Ann Beasley, christened 15 May 1835, m Emanuel Fardon 19 June 1855 at All Saints, Leamington Priors. Her father Richard Beasley Dairyman, his father James Fardon Blacksmith. (PS James Fardon, b 1793 Temple Guiting was in Leamington in 1851 as a shoeing smith.)
This may be a light-bulb moment, as one of the residents in 1861 was William Beesley, aged 16, born Leamington. According to the 1851 Census, we have the right Richard Beasley and Ann Beasley, from their occupation and birthplace:
1851 Census Living 8 Brook Street, Leamington
Richard Beasley Head Mar 46 Warwicks Burton Dassett, Milk Mann (sic) [1804/5]
Maria do Wife Mar 39 Warwickshire Borsell [1811/2]
Ann Do Dau 15 Milverton [1835/6]
James Do Son 13 Leamington [1837/8]
Maria Do Dau 10 Do [1840/1]
Ellen Do Dau 8 Do [1842/3]
William Do Son 6 Do [1844/5]
Elizabeth Do Dau 2 Do [1848/9]
Charlotte Do Dau 2 Do [1848/9]
Servant Thomas Spittal 18
Notes: guessing slightly, Borsell is Balsall Common near Knowle, Warwickshire; and Burton Dassett is a vanished village 11 miles South of Leamington.

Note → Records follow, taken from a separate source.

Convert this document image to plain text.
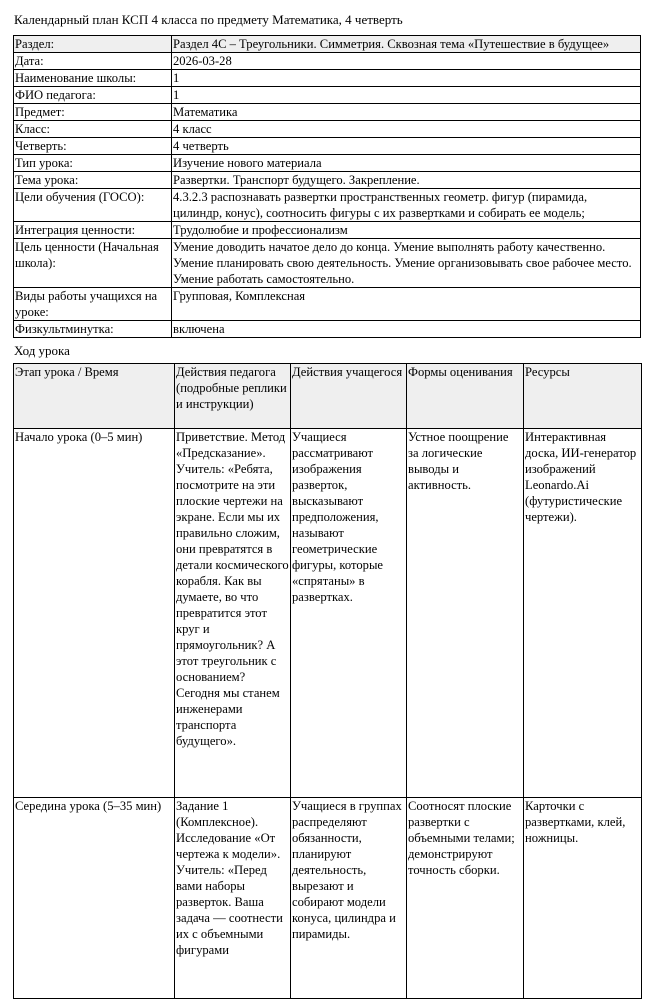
Календарный план КСП 4 класса по предмету Математика, 4 четверть
Раздел:	Раздел 4С – Треугольники. Симметрия. Сквозная тема «Путешествие в будущее»
Дата:	2026-03-28
Наименование школы:	1
ФИО педагога:	1
Предмет:	Математика
Класс:	4 класс
Четверть:	4 четверть
Тип урока:	Изучение нового материала
Тема урока:	Развертки. Транспорт будущего. Закрепление.
Цели обучения (ГОСО):	4.3.2.3 распознавать развертки пространственных геометр. фигур (пирамида, цилиндр, конус), соотносить фигуры с их развертками и собирать ее модель;
Интеграция ценности:	Трудолюбие и профессионализм
Цель ценности (Начальная школа):	Умение доводить начатое дело до конца. Умение выполнять работу качественно. Умение планировать свою деятельность. Умение организовывать свое рабочее место. Умение работать самостоятельно.
Виды работы учащихся на уроке:	Групповая, Комплексная
Физкультминутка:	включена
Ход урока
Этап урока / Время	Действия педагога (подробные реплики и инструкции)	Действия учащегося	Формы оценивания	Ресурсы
Начало урока (0–5 мин)	Приветствие. Метод «Предсказание». Учитель: «Ребята, посмотрите на эти плоские чертежи на экране. Если мы их правильно сложим, они превратятся в детали космического корабля. Как вы думаете, во что превратится этот круг и прямоугольник? А этот треугольник с основанием? Сегодня мы станем инженерами транспорта будущего».	Учащиеся рассматривают изображения разверток, высказывают предположения, называют геометрические фигуры, которые «спрятаны» в развертках.	Устное поощрение за логические выводы и активность.	Интерактивная доска, ИИ-генератор изображений Leonardo.Ai (футуристические чертежи).
Середина урока (5–35 мин)	Задание 1 (Комплексное). Исследование «От чертежа к модели». Учитель: «Перед вами наборы разверток. Ваша задача — соотнести их с объемными фигурами	Учащиеся в группах распределяют обязанности, планируют деятельность, вырезают и собирают модели конуса, цилиндра и пирамиды.	Соотносят плоские развертки с объемными телами; демонстрируют точность сборки.	Карточки с развертками, клей, ножницы.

Elizabeth and Charlotte were both christened on 14 Feb 1849.
So is William, born Leamington 1844/5, the same William as in the 1861 Census? If so, why is Ann Fardon described as “Daughter” and William as “nephew”?
Unravelling the mystery
One hypothesis for the 1861 Census is that Samuel Bird married the widow Beasley, if Richard Beasley had died. She would have been Maria Beasley b 1811/12 Borsell, according to the 1851 Census (by which we established that Ann Beasley 1835/6 Milverton and William Beasley 1844/5 Leamington might be sister and brother). Alternatively, maybe Maria Beasley 1811/2 Borsell was a relative of Samuel Bird, 1820/1 Knowle, near Borsell.

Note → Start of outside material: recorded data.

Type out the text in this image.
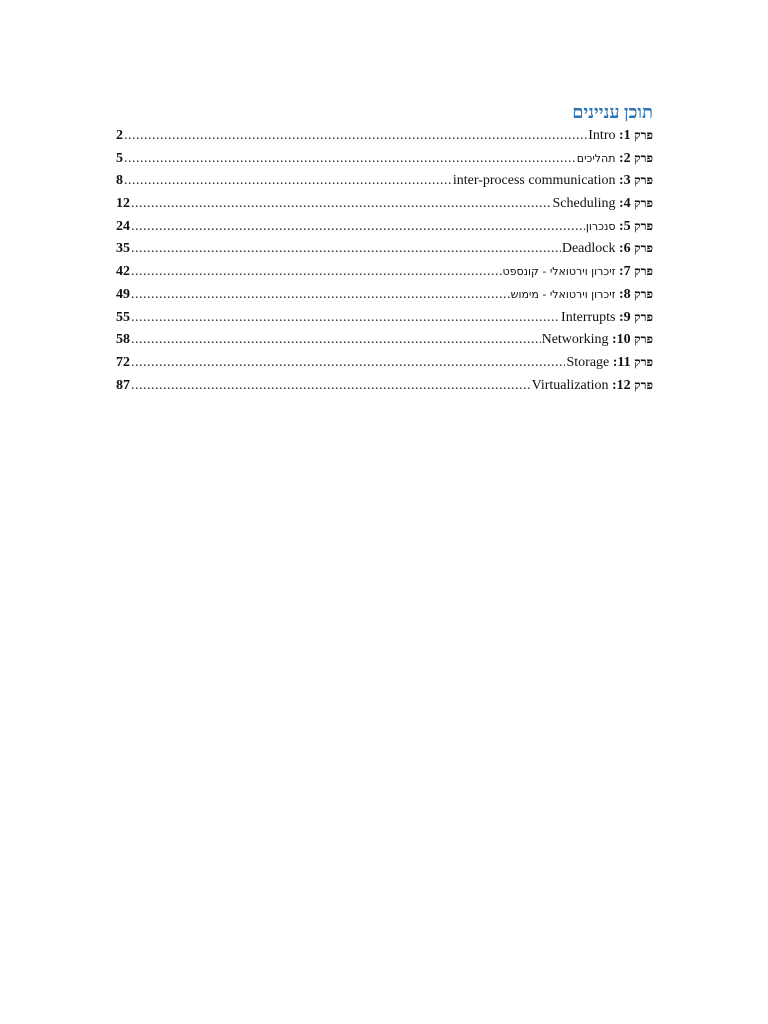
תוכן עניינים
פרק 1: Intro
.....
2
פרק 2: תהליכים
.....
5
פרק 3: inter-process communication
.....
8
פרק 4: Scheduling
.....
12
פרק 5: סנכרון
.....
24
פרק 6: Deadlock
.....
35
פרק 7: זיכרון וירטואלי - קונספט
.....
42
פרק 8: זיכרון וירטואלי - מימוש
.....
49
פרק 9: Interrupts
.....
55
פרק 10: Networking
.....
58
פרק 11: Storage
.....
72
פרק 12: Virtualization
.....
87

I have tried and tried, and cannot resolve these alternatives by any confirmatory evidence, indeed Richard Beasley had NOT died (see below). The most likely hypothesis is that the Census taker, either at the house or when transcribing his field notes, has confused two separate people, or left a line out in the transcription, so that the Bird children are indeed Samuel Bird’s children, but Ann Fardon is NOT his daughter, but the wife of absentee Emanuel Fardon and relative-in-law of absentee landlord Joshua Fardon, and the Fardon children listed as grandchildren are in fact the grandchildren of Ann or Emanuel’s father. There’s a thought: is the missing person Ann’s father Richard Beasley?
The family listed for Richard Beasley in 1851 are widely scattered by 1861 – son James in the army, Elizabeth in service in London, Maria, Charlotte and Richard not to be found on Genealogy websites. The only William Beesley 1844/5 Leamington is the one we have already as “nephew”. In 1871, the only candidate for William Beasley 1844/5 is in Leamington, married, a painter and glazier. So maybe “nephew” is another error by the Census taker in 1861. Also, in 1871, Richard (widower) and daughters Elizabeth and Maria, and a son Thomas, but not William 1844/5, are living in Leamington at “cottage back” Archery Road, round the corner from the Cricketers Arms.
The next step
We were going to find out more about the Fardons.
On Googling “Fardon”, we find on Geni an immense labour of family love which suggests that the Fardons came originally from Temple Guiting, Gloucestershire, had Joshua and Emanuel as family names, were given to calling themselves by other Christian names than their own, and had a number of publicans in the family. I have to add that the family site on Geni is not wholly consistent with other sources.
It is possible, but not certain, that Joshua (1811) and Emanuel (1822) are cousins, the sons of brothers James and Richard Fardon. Another Fardon, Henry Fardon, lived in Leamington in 1861. He was born 1803 in Temple Guiting and died Milverton 1875. Emmanuel 1822, though, was away from Leamington in 1851, in service in Reigate, not to be found in 1861, and in 1871 in Harrow with his wife Annie and three children, including Frederick and William all identified by their ages and birthplaces.
And this is just one entry in the 1861 Census!